Tuesday, March 29, 2022

 Bi-polar Faith




   When it comes to tools, I'm not the  sharpest nail in the tool box, in fact, most of the time, I am definitely rusted and bent, and not good for anything when it comes to fixing or assembling anything. I used to have no clue how to use most tools, especially power tools, nor did I ever care to learn.  Anything I knew I couldn't fix or assemble, I labeled as men's work.  For over three decades, I was married to Mr. Fix-it. Whenever he ran into a problem, all I had to to was praise him, assure him that I believed he would come up with a solution, and he always did.  I never had to to worry about trying to fix things or "some assembly required," even during the first six years of our separation. 

    For the first six years of our separation, as soon as something broke, or needed assembling, he was over in a jiffy to do it for us. Unfortunately, there was one thing he did not want to fix, and that was his family, his marriage, and his broken faith in GOD.  I am not sure when his faith in GOD got broken, maybe it was never functional in the first place. When he bought his civil divorce for our covenant marriage, the judge gave him what he wanted, freedom, and me what I wanted, EVERYTHING! I got the house and everything in it, including decades worth of tools and gadgets that he hoarded over the years.  

    I knew that I had to learn how to start doing those things that I had always labeled as men's work.  I had to learn how to use those tools, yes, even the power tools, which I had avoided like the plague, until yesterday, when I managed to install tip-out trays under my sink. I was absolutely convinced that I could do it, even though using a power drill was so foreign and frightening to me all these years.  I knew if I kept at it and did not give up, I would get this job done, even if the tip-out trays did not fit my forty-year old kitchen cabinets.  I knew I could make adjustments if I needed to which again, was nothing I had ever attempted before that. 

  It took me over twelve hours working on what the instruction manual said was a thirty-minute job. Normally, I would never have even attempted such a masculine task, but I had this confidence that seem to come to me, Supernaturally.  Today, while driving, when I was talking to Him, asking Him why my faith was so strong one day, and so incredibly weak and useless another day, the LORD gave me a vision of the two types of screws I had encountered during that "ordeal. 

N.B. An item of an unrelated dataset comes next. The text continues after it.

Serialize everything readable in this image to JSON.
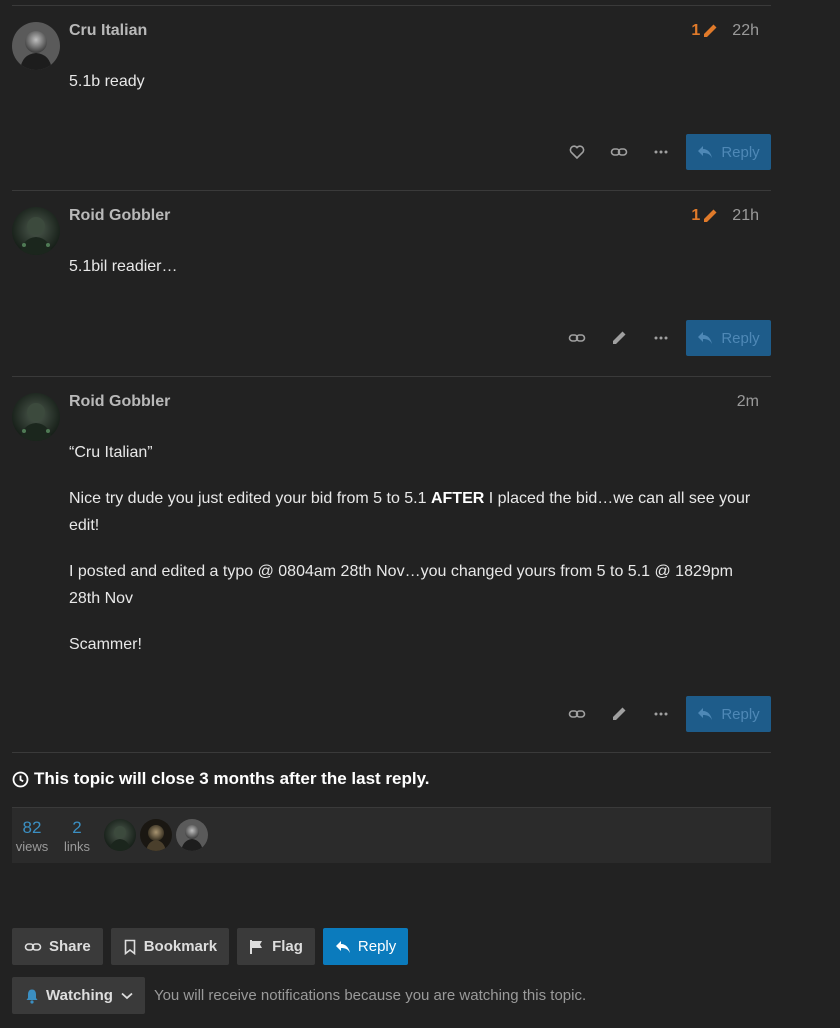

    For instance, my faith is like that big huge screw with  finely chiseled rivets, but on most days, my faith in the Jubilee Dream He gave me ten years ago this month, is usually more like that tiny worn-out rusty screw with the stripped head, making it near impossible to remove or use.  Like most women, my faith is rooted in what kind of mood I am in on any particular day.  I float back and forth between believing the impossible in what seems more like a delusional Biblical faith like David's, or very depressed days like Elijah, drowning in disbelief.   On those days, I am  convinced that I'll never be able to be used in GOD's Kingdom, because I am convinced that I will be  muddled forever in mourning, grieving a past that wasn't all that great to begin with, but much better than my present reality. I continually lose hope for  experiencing a victorious future. I want to be able to testify to GOD's faithfulness in miraculously getting us out of problems that most humans cannot find their way out of on their own, whether they jumped into that pit of despair and disillusionment or were pushed.  

     I want to give that one person on the verge of giving up the reason that they cling to hope and faith, in not only if GOD can, but that He will. My Jubilee Dream died a few years ago, but Yehovah Rapha resurrected last week.  He brought it back to life with new easy-to-believe details that make so much more sense, based on the past ten years of all He has taught me.  One part of the dream is easy to believe, it's the "too-good-to-be-true" part that I struggle with, because my life's experiences testify otherwise.  That's the part I want to be able to give GOD all the glory of, and relish in the joy it would bring to my life.